This month’s SJPA End of the Month Lunch featured an excellent talk on mountain flying by Long Nguyen. Long, who has over 15,000 hours of flight time, flies search and rescue missions out of Boeing Field Seattle. His objective in talking to our group was to keep us from being one of his search and rescue customers.
The backdrop of his talk is that we are flying IN the mountains, not OVER the mountains. Long advises a “relax-and-go-slow” approach. For a small single engine aircraft that might mean flying at about seventy knots with ten degrees of flaps. Determine the airspeed you are going to fly and watch your VSI. Pay attention to the winds in order to have a sense of where the updrafts and downdrafts are.

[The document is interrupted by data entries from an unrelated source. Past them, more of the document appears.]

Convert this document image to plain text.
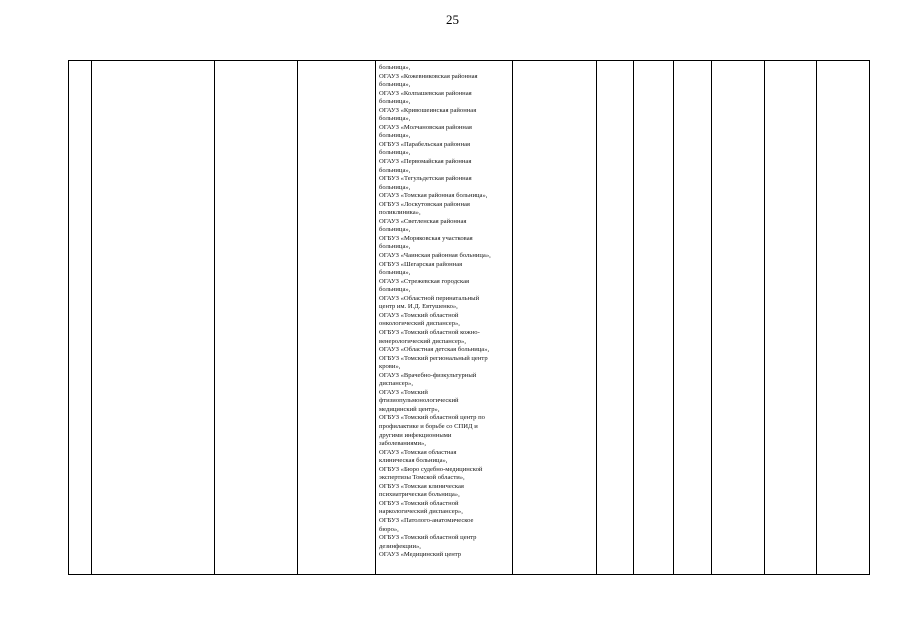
25
				больница»,
ОГАУЗ «Кожевниковская районная
больница»,
ОГАУЗ «Колпашевская районная
больница»,
ОГАУЗ «Кривошеинская районная
больница»,
ОГАУЗ «Молчановская районная
больница»,
ОГБУЗ «Парабельская районная
больница»,
ОГАУЗ «Первомайская районная
больница»,
ОГБУЗ «Тегульдетская районная
больница»,
ОГАУЗ «Томская районная больница»,
ОГБУЗ «Лоскутовская районная
поликлиника»,
ОГАУЗ «Светленская районная
больница»,
ОГБУЗ «Моряковская участковая
больница»,
ОГАУЗ «Чаинская районная больница»,
ОГБУЗ «Шегарская районная
больница»,
ОГАУЗ «Стрежевская городская
больница»,
ОГАУЗ «Областной перинатальный
центр им. И.Д. Евтушенко»,
ОГАУЗ «Томский областной
онкологический диспансер»,
ОГБУЗ «Томский областной кожно-
венерологический диспансер»,
ОГАУЗ «Областная детская больница»,
ОГБУЗ «Томский региональный центр
крови»,
ОГАУЗ «Врачебно-физкультурный
диспансер»,
ОГАУЗ «Томский
фтизиопульмонологический
медицинский центр»,
ОГБУЗ «Томский областной центр по
профилактике и борьбе со СПИД и
другими инфекционными
заболеваниями»,
ОГАУЗ «Томская областная
клиническая больница»,
ОГБУЗ «Бюро судебно-медицинской
экспертизы Томской области»,
ОГБУЗ «Томская клиническая
психиатрическая больница»,
ОГБУЗ «Томский областной
наркологический диспансер»,
ОГБУЗ «Патолого-анатомическое
бюро»,
ОГБУЗ «Томский областной центр
дезинфекции»,
ОГАУЗ «Медицинский центр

Because you are flying slow, you can turn in a smaller radius. Slow standard rate turns are usually all you need to change direction. In tighter canyons, steep turns are necessary. Long suggests practicing steep turns so you can complete them without losing altitude. When you are flying through canyons, don’t go up the middle. Choose one side or the other so you retain a larger turning radius. He suggested favoring the sunny side of canyons where the lift is usually better.
Long’s go-to resources for checking mountain weather are satellite, radar images, and wind bars. He pointed out these are freely available at no charge — if you don’t count your tax dollars. Look for the icon to click on the webpage that puts these in motion. Wind arrows on charts are tricky. Long said many pilots misinterpret them by 180 degrees.
In addition to our standard aeronautical charts, Long carries USGS topo maps for greater detail.
Concluding with his “relax-and-go slow” theme, Long told us an important mountain flying tool is your credit card. If you’re in Eastern Washington headed back to Friday Harbor, and conditions are unstable in the Cascades, stay in a motel or rent a car and drive home.